Professor Catherine Richardson’s Inaugural Lecture

‘Local things for local people’?: Provincialism, Cultural Value, Shakespeare.

The Vice Chancellor, Professor Karen Cox, was pleased to welcome a wide-ranging audience to Professor Catherine Richardson’s inaugural lecture on Wednesday 14th November. Colleagues from across the university and the wider local community, along with friends and family, were present to listen to her lively presentation looking at the difference between London and the provinces in Shakespeare’s time, and what that might tell us about access to culture today.

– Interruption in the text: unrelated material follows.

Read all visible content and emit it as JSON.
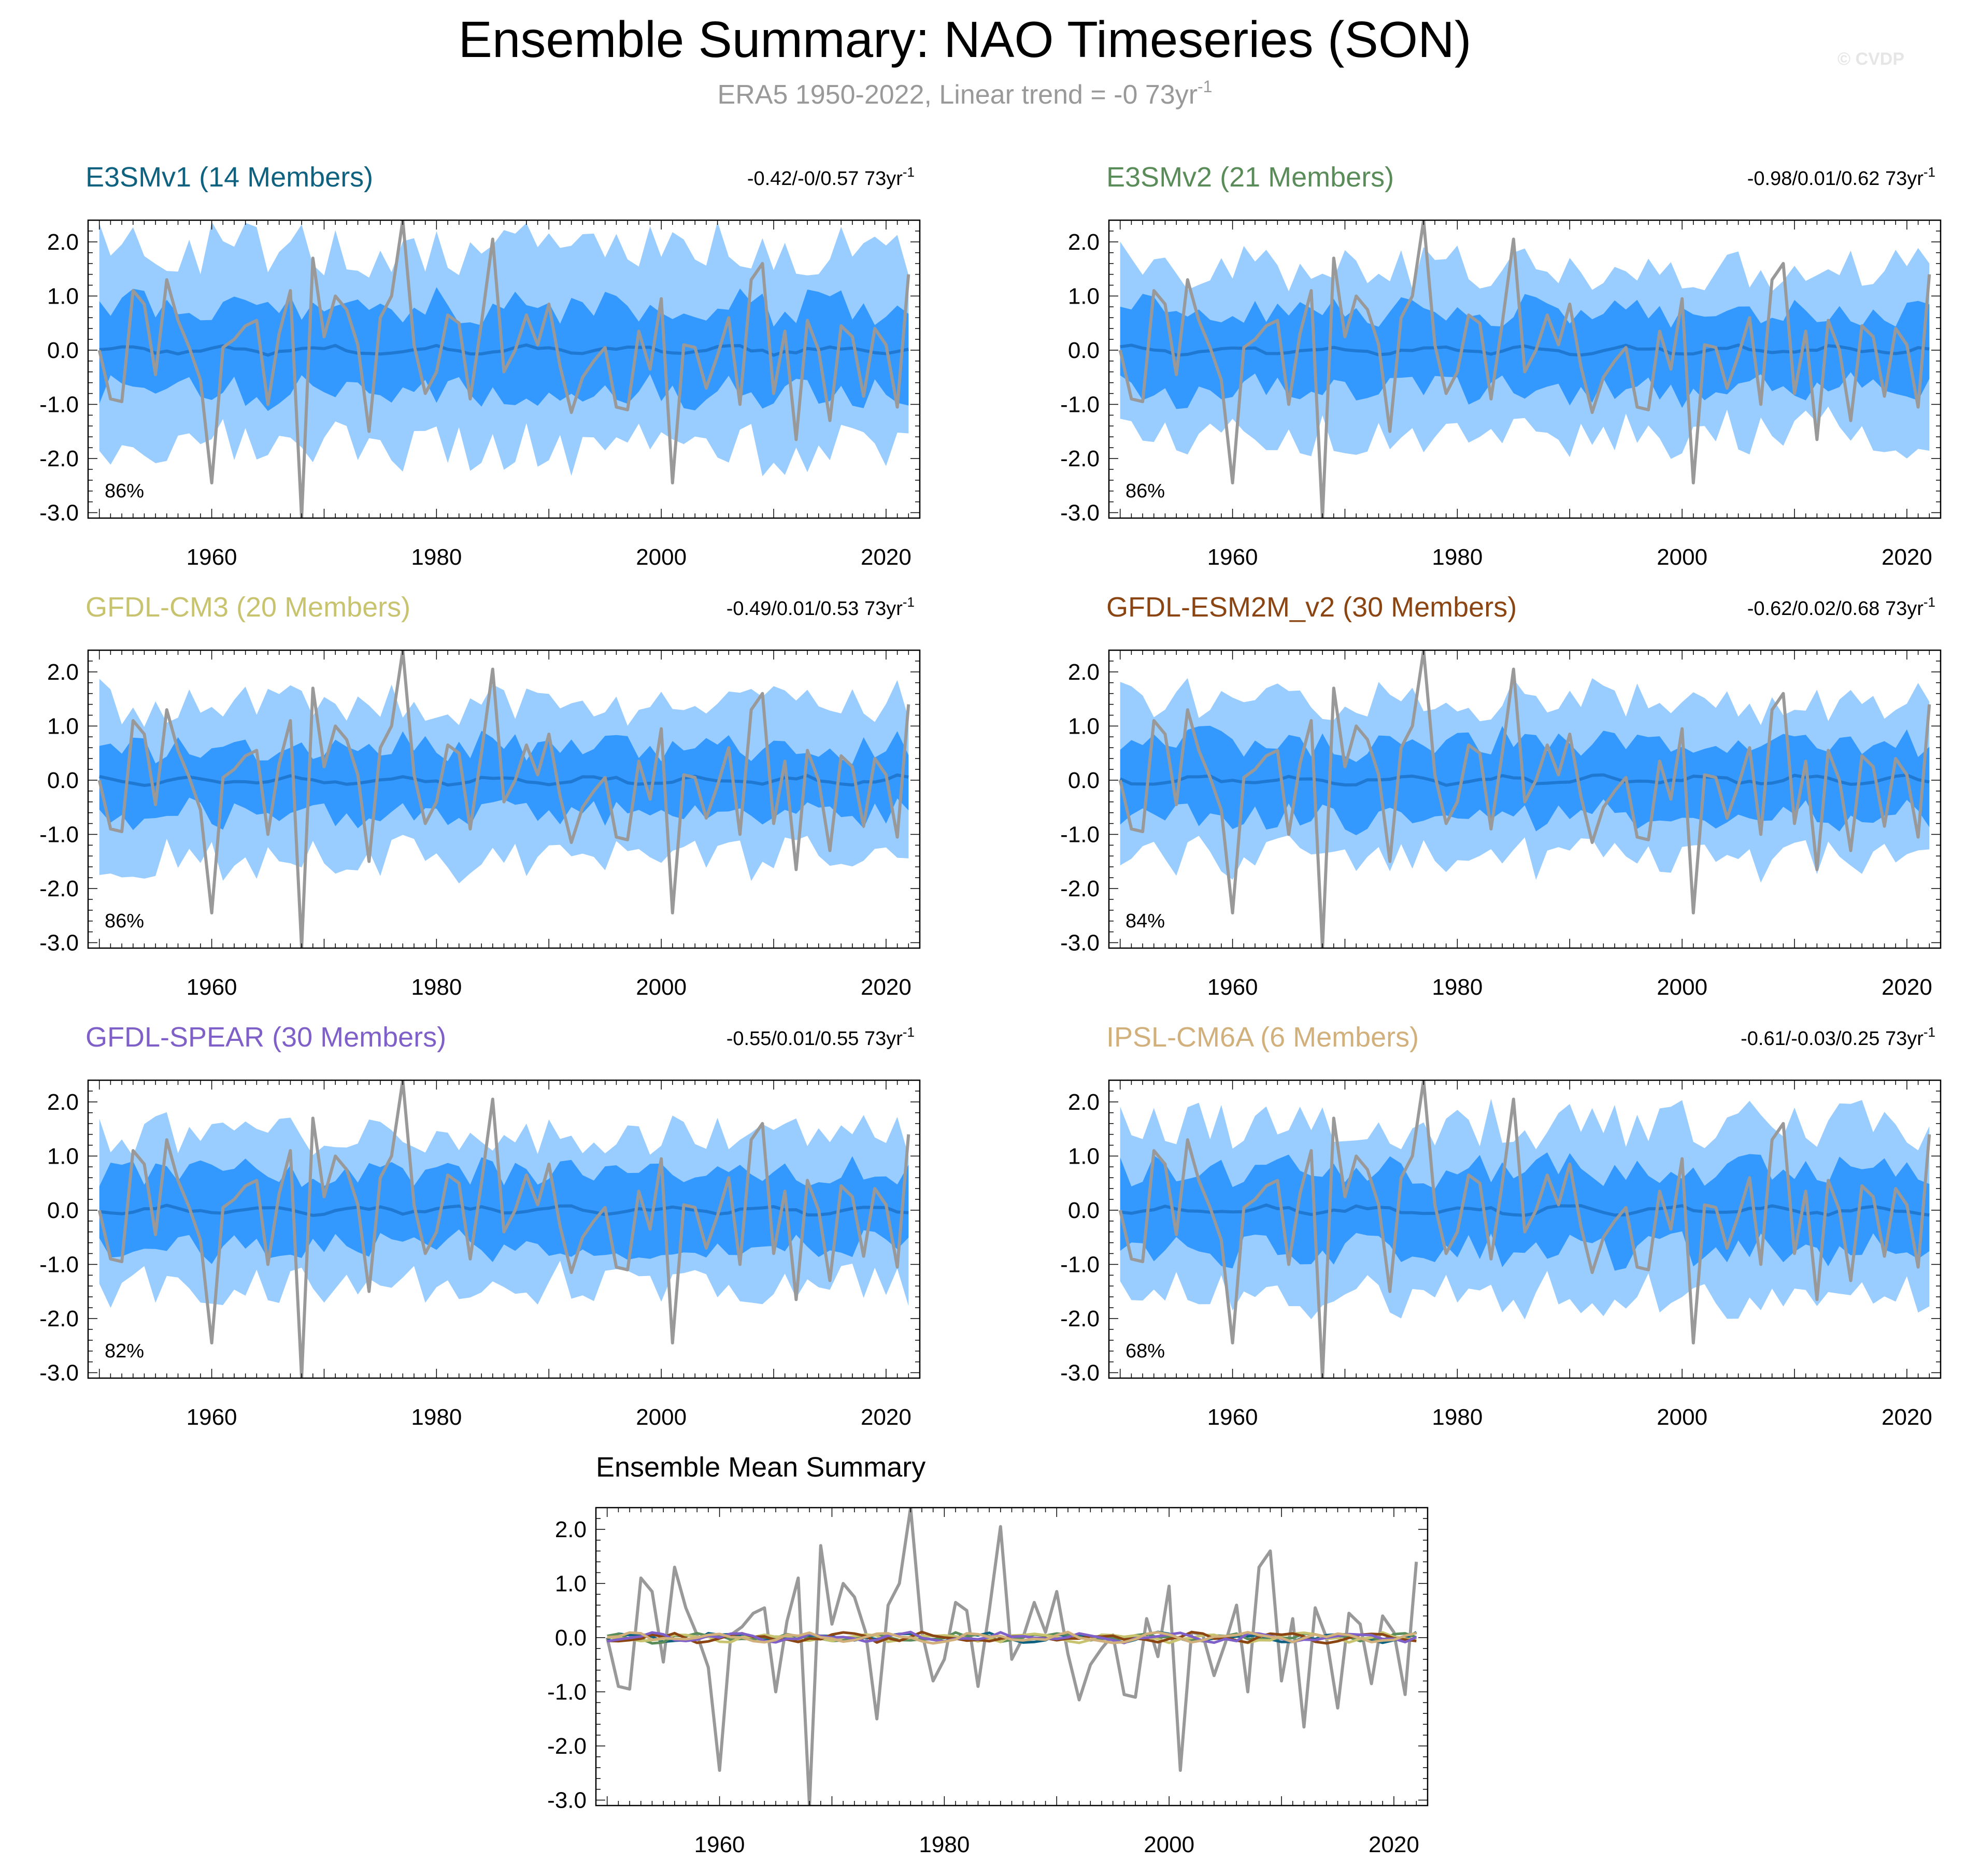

Professor Richardson’s research focuses on material culture and the movement between living and writing, experience and narrative. She drew this out in her lecture, explaining how her own moves from London to Kent to Birmingham and back are mirrored in her research interests in the relationship between the provinces and the capital, and the way commodities and drama circulated between the two. She has recently returned to working on the play Arden of Faversham, which she is editing for Arden Early Modern Drama. The authorship of this play is disputed, but Professor Richardson mentioned the part that Dr Rory Loughnane, also in the School of English, has played in the New Oxford Shakespeare project’s reassessment of the writing of several early modern plays, arguing convincingly for Shakespeare’s co-authorship of Arden. The play is set locally, and Professor Richardson’s work has been aided greatly by the assistance of both the Canterbury Archeological Society and the Faversham Society, highlighting the regional significance of her research.

Professor Cox closed the event by thanking Professor Richardson for her many contributions to the University, before inviting everyone to a drinks reception to continue the conversation.